Rigid amorphous fraction and multiple melting behavior in poly(butylene terephthalate) and isotactic polystyrene

Abstract

The multiple melting behavior of many semicrystalline polymers is generally attributed to fusion of original crystals reorganized/recrystallized upon heating at conventional scanning rates. In the present study, the triple and double melting behavior of poly(butylene terephthalate) (PBT) and isotactic polystyrene (iPS), which is observed after isothermal crystallization at low and high T c s, respectively, is put into relation with the presence and absence of rigid amorphous/crystal interphase around the original primary crystals. Such constrained amorphous interphase has been recognized as decisive for the definition of the mechanical, thermal, and barrier properties of semicrystalline polymers. The method for the approximate determination of the limit temperature for the presence of this rigid amorphous fraction (RAF), already applied to poly[(R)-3-hydroxybutyrate] (PHB) and poly(ethylene terephthalate) (PET), is here utilized for PBT and iPS. The complex melting behavior displayed by all these polymers is explained by assuming that two distinct morphologies of primary crystals develop during crystallization at temperatures lower than the RAF limit temperature, in a percentage that is a function of the crystallization temperature.
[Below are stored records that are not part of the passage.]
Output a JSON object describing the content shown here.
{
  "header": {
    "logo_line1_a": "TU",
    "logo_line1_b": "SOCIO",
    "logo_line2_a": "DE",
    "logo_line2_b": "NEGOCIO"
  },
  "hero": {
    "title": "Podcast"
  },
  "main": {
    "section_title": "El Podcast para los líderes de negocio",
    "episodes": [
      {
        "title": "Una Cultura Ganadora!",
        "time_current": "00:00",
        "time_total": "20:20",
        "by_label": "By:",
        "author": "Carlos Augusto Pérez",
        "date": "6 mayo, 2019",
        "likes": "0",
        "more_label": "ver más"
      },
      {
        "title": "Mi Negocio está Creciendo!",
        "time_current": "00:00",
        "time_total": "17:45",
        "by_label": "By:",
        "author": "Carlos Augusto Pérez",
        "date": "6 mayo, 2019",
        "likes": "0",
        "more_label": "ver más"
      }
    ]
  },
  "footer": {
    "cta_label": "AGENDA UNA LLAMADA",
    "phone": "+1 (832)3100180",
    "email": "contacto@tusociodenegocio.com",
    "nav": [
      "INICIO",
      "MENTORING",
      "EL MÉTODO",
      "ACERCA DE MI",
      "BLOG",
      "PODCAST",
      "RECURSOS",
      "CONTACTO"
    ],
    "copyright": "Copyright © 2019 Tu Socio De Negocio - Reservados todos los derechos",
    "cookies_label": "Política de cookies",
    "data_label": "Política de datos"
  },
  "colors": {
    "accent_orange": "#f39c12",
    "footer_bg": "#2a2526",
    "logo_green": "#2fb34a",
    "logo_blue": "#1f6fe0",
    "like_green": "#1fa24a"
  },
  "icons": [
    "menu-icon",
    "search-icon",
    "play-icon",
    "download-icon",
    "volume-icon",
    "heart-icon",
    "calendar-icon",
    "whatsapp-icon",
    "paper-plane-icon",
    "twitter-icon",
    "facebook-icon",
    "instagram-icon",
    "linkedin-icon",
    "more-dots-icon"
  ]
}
Simultaneously with the RAF devitrification, these distinct morphologies differently reorganize/recrystallize upon heating at low scanning rate, originating the triple melting behavior. On the contrary, after crystallization at high T c s, a single reorganization route is followed by all the primary crystalline structures, characterized by the same morphology made of tightly chain-folded lamellae and absence of vitrified RAF at the amorphous/crystal interphase.